The insane wall-to-wall coverage of the death of Anna Nicole Smith brings back something that occurred to me while I was working on my media-related Comps (thesis) at Carleton: Now that people get much of their news online, media companies have much more precise info about what content we consume and how we consume it. It used to be that a newspaper or broadcast was purchased/consumed as complete package, as far as the companies behind them were concerned. There were some means for feedback by which editors knew, for example, that the sports section was very important to readers. But consumer preferences and consumption habits were pretty vague.

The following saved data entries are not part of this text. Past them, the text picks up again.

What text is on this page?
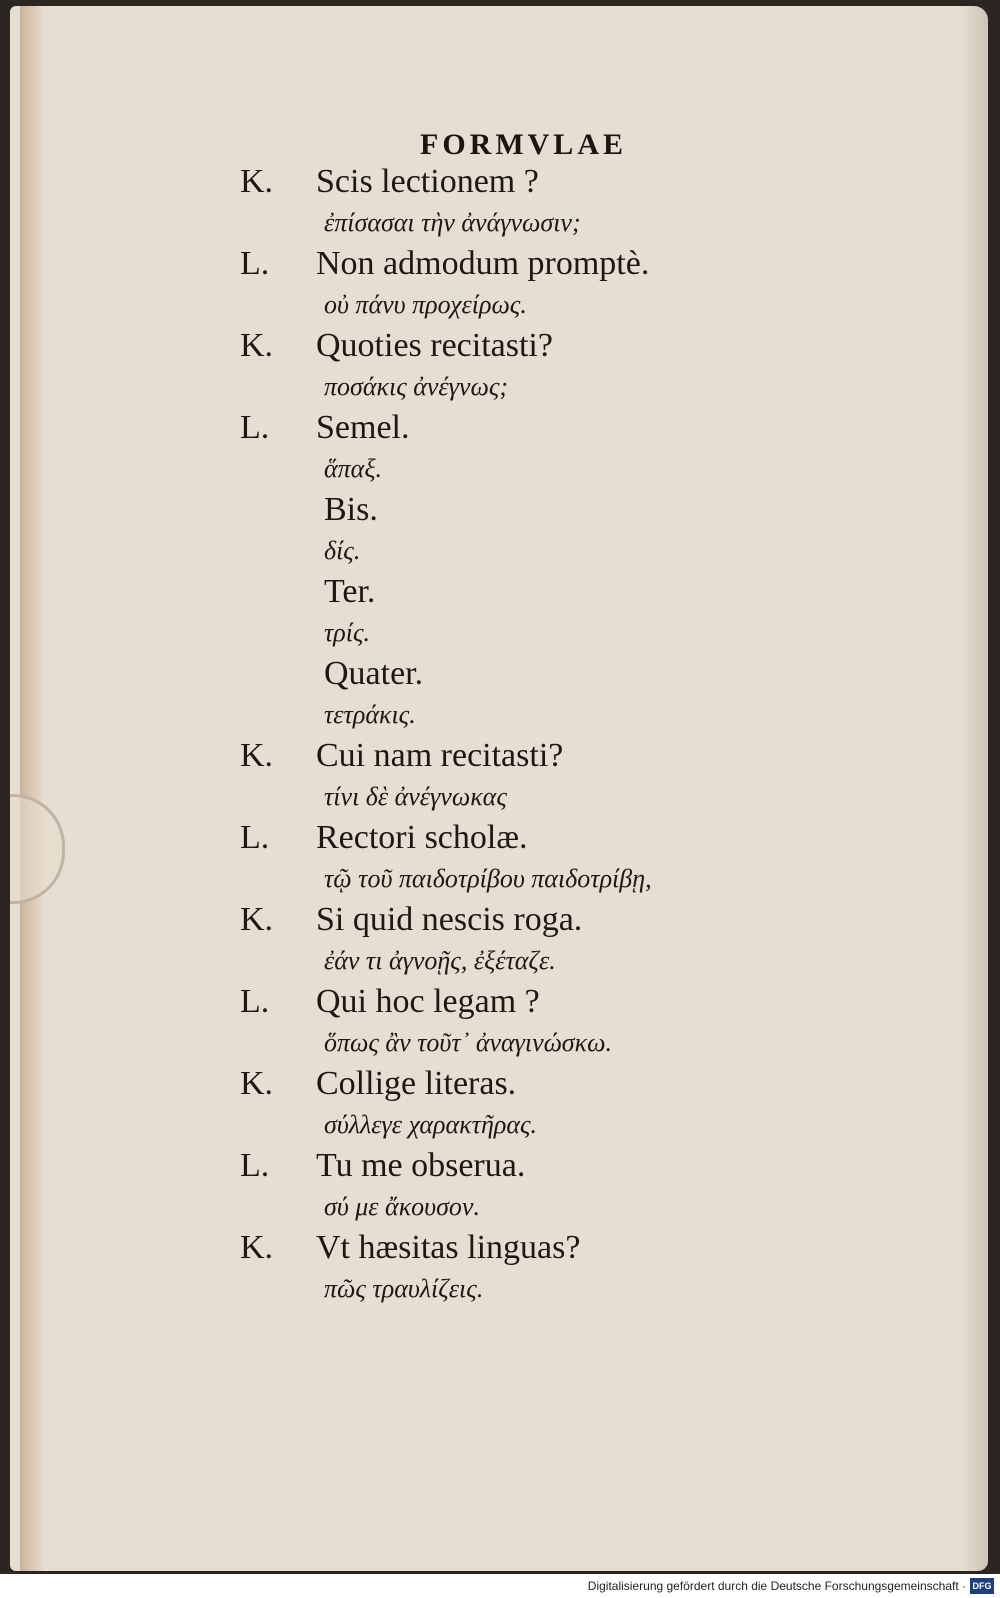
FORMVLAE
K. Scis lectionem ?
ἐπίσασαι τὴν ἀνάγνωσιν;
L. Non admodum promptè.
οὐ πάνυ προχείρως.
K. Quoties recitasti?
ποσάκις ἀνέγνως;
L. Semel.
ἅπαξ.
Bis.
δίς.
Ter.
τρίς.
Quater.
τετράκις.
K. Cui nam recitasti?
τίνι δὲ ἀνέγνωκας
L. Rectori scholæ.
τῷ τοῦ παιδοτρίβου παιδοτρίβῃ,
K. Si quid nescis roga.
ἐάν τι ἀγνοῇς, ἐξέταζε.
L. Qui hoc legam ?
ὅπως ἂν τοῦτ᾽ ἀναγινώσκω.
K. Collige literas.
σύλλεγε χαρακτῆρας.
L. Tu me obserua.
σύ με ἄκουσον.
K. Vt hæsitas linguas?
πῶς τραυλίζεις.
Digitalisierung gefördert durch die Deutsche Forschungsgemeinschaft · DFG
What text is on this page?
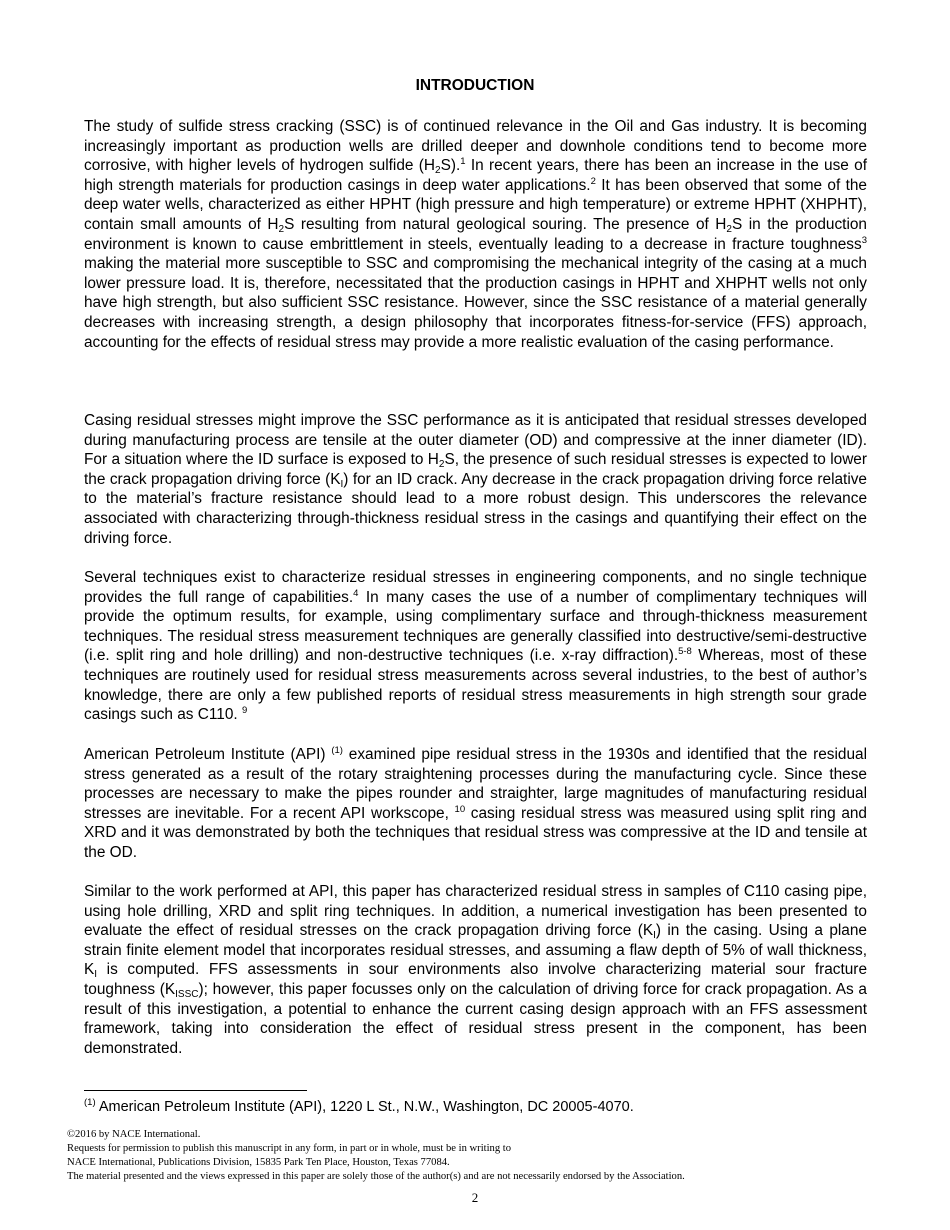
INTRODUCTION

The study of sulfide stress cracking (SSC) is of continued relevance in the Oil and Gas industry. It is becoming increasingly important as production wells are drilled deeper and downhole conditions tend to become more corrosive, with higher levels of hydrogen sulfide $(H_2S).^1$ In recent years, there has been an increase in the use of high strength materials for production casings in deep water applications.$^2$ It has been observed that some of the deep water wells, characterized as either HPHT (high pressure and high temperature) or extreme HPHT (XHPHT), contain small amounts of $H_2S$ resulting from natural geological souring. The presence of $H_2S$ in the production environment is known to cause embrittlement in steels, eventually leading to a decrease in fracture toughness$^3$ making the material more susceptible to SSC and compromising the mechanical integrity of the casing at a much lower pressure load. It is, therefore, necessitated that the production casings in HPHT and XHPHT wells not only have high strength, but also sufficient SSC resistance. However, since the SSC resistance of a material generally decreases with increasing strength, a design philosophy that incorporates fitness-for-service (FFS) approach, accounting for the effects of residual stress may provide a more realistic evaluation of the casing performance.

Casing residual stresses might improve the SSC performance as it is anticipated that residual stresses developed during manufacturing process are tensile at the outer diameter (OD) and compressive at the inner diameter (ID). For a situation where the ID surface is exposed to $H_2S$, the presence of such residual stresses is expected to lower the crack propagation driving force $(K_I)$ for an ID crack. Any decrease in the crack propagation driving force relative to the material’s fracture resistance should lead to a more robust design. This underscores the relevance associated with characterizing through-thickness residual stress in the casings and quantifying their effect on the driving force.

Several techniques exist to characterize residual stresses in engineering components, and no single technique provides the full range of capabilities.$^4$ In many cases the use of a number of complimentary techniques will provide the optimum results, for example, using complimentary surface and through-thickness measurement techniques. The residual stress measurement techniques are generally classified into destructive/semi-destructive (i.e. split ring and hole drilling) and non-destructive techniques (i.e. x-ray diffraction).$^{5-8}$ Whereas, most of these techniques are routinely used for residual stress measurements across several industries, to the best of author’s knowledge, there are only a few published reports of residual stress measurements in high strength sour grade casings such as C110. $^9$

American Petroleum Institute (API) $^{(1)}$ examined pipe residual stress in the 1930s and identified that the residual stress generated as a result of the rotary straightening processes during the manufacturing cycle. Since these processes are necessary to make the pipes rounder and straighter, large magnitudes of manufacturing residual stresses are inevitable. For a recent API workscope, $^{10}$ casing residual stress was measured using split ring and XRD and it was demonstrated by both the techniques that residual stress was compressive at the ID and tensile at the OD.

Similar to the work performed at API, this paper has characterized residual stress in samples of C110 casing pipe, using hole drilling, XRD and split ring techniques. In addition, a numerical investigation has been presented to evaluate the effect of residual stresses on the crack propagation driving force $(K_I)$ in the casing. Using a plane strain finite element model that incorporates residual stresses, and assuming a flaw depth of 5% of wall thickness, $K_I$ is computed. FFS assessments in sour environments also involve characterizing material sour fracture toughness $(K_{ISSC})$; however, this paper focusses only on the calculation of driving force for crack propagation. As a result of this investigation, a potential to enhance the current casing design approach with an FFS assessment framework, taking into consideration the effect of residual stress present in the component, has been demonstrated.

$^{(1)}$ American Petroleum Institute (API), 1220 L St., N.W., Washington, DC 20005-4070.
©2016 by NACE International.
Requests for permission to publish this manuscript in any form, in part or in whole, must be in writing to
NACE International, Publications Division, 15835 Park Ten Place, Houston, Texas 77084.
The material presented and the views expressed in this paper are solely those of the author(s) and are not necessarily endorsed by the Association.
2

Contrast with now: Editors know that 90% (or whatever) of their readers viewed the story about Anna Nicole Smith dying, and that most went to it first thing from the homepage. And, in addition to knowing precisely which parts of the news are most of interest to the audience, revenue is starting to be coupled to individual stories -- online readers don't get the whole news and advertising "package," they generate money-making page views for only the stories that interest them. If you're an editor, under pressure to maintain profits in a tough business, knowing exactly what your customers want makes it really hard to justify not giving it to them. If showbiz news generates twice the readership of international coverage and is a third of the cost, where are the budget cuts that the owner has asked for going to come from? We get exactly what we want, which, at the risk of sounding a little "eat your vegetables!", is not necessarily what we need. And in my example, the market is actually likely to give us even less international news than we want because the cost is higher. Sigh...it's not as simple as all that, of course, but I can't help but think that having precise info on what people are interested in makes life tougher for serious news in the mainstream media.
Anyway, I'll second Jack Cafferty on the current frenzy.
Subscribe to:
Post Comments (Atom)
3 comments:
The story made the front page of the Strib (the real paper, not just the web site), but the headline, subhead, and first paragraph gave no indication that she had died. They just jumped right into analysis of her tabloid life.

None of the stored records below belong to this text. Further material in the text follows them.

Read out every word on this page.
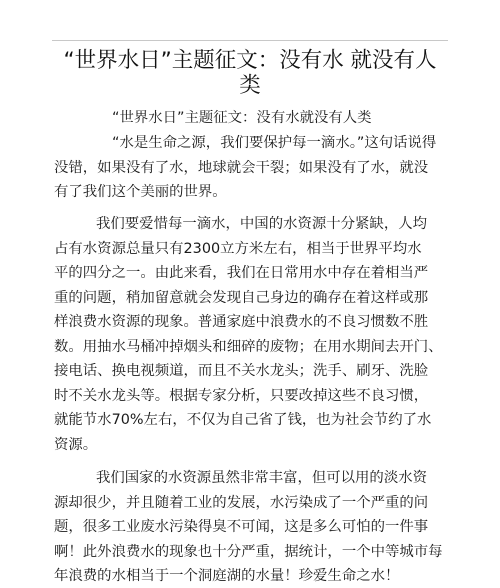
“世界水日”主题征文：没有水 就没有人
类

“世界水日”主题征文：没有水就没有人类

“水是生命之源，我们要保护每一滴水。”这句话说得
没错，如果没有了水，地球就会干裂；如果没有了水，就没
有了我们这个美丽的世界。

我们要爱惜每一滴水，中国的水资源十分紧缺，人均
占有水资源总量只有2300立方米左右，相当于世界平均水
平的四分之一。由此来看，我们在日常用水中存在着相当严
重的问题，稍加留意就会发现自己身边的确存在着这样或那
样浪费水资源的现象。普通家庭中浪费水的不良习惯数不胜
数。用抽水马桶冲掉烟头和细碎的废物；在用水期间去开门、
接电话、换电视频道，而且不关水龙头；洗手、刷牙、洗脸
时不关水龙头等。根据专家分析，只要改掉这些不良习惯，
就能节水70%左右，不仅为自己省了钱，也为社会节约了水
资源。

我们国家的水资源虽然非常丰富，但可以用的淡水资
源却很少，并且随着工业的发展，水污染成了一个严重的问
题，很多工业废水污染得臭不可闻，这是多么可怕的一件事
啊！此外浪费水的现象也十分严重，据统计，一个中等城市每
年浪费的水相当于一个洞庭湖的水量！珍爱生命之水！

Head: What so fascinates people about Anna Nicole Smith?
Sub: Her oversized struggles turned her into a perfect pop culture icon.
Story: It was hard to watch Anna Nicole Smith. And, of course, harder not to.
Scant hours after new emerged of her death on Thursday at 30, many people were hard-pressed to describe exactly what Anna Nicole Smith was.
---
The rest of the story is less an obituary than a collection of quotes and comments in search of an answer to that question.
Perhaps she's the anti-Barbaro. Like said horsey, she was an ultimately inconsequential who gained substance in death as a metaphor for how we live our lives. Barbaro was noble and courageous (apparently), so he becomes a symbol of the, the can-do spirit, the valiant warrior, and everything that is good and virtuous. And Anna Nicole Smith, generally viewed as someone more beast-like than genuinely human, serves as a metaphor for the the decline of civilization and offers lessons in how not to live.
that's what really weirds me out about news stories like this: not that the media is pushing them, but that these stories really are apparently what everyone wants to hear. along with "eat your vegetables," i always feel like telling the populace, "just ignore them [vapid celebrities] and they'll go away."
while (sortof) on the subject of playboy playmates, I've wanted to pass this along to everyone, but keep forgetting. the whole list is pretty awesome, but that one in particular I absolutely love for several reasons.
Doug, I think you've got it right. How ironic that our example of the heroic person is a horse and our example of what kind of person not to be is a person. But I bet the media wouldn't have lionized (horsonized?) Barbaro like that if they had known about his strong feelings about global warming.
LJ, that's hilarious. I've seen a number of bits of evidence that make me question whether professional money managers are actually worth what people pay (most of them, anyway). But if the approach in that link was pursued more broadly, not only would people get better returns through the Playboy Bunnies' superior money management skills, but people (er, men) would pay closer attention to their finances because they would go to see their advisor so much more often.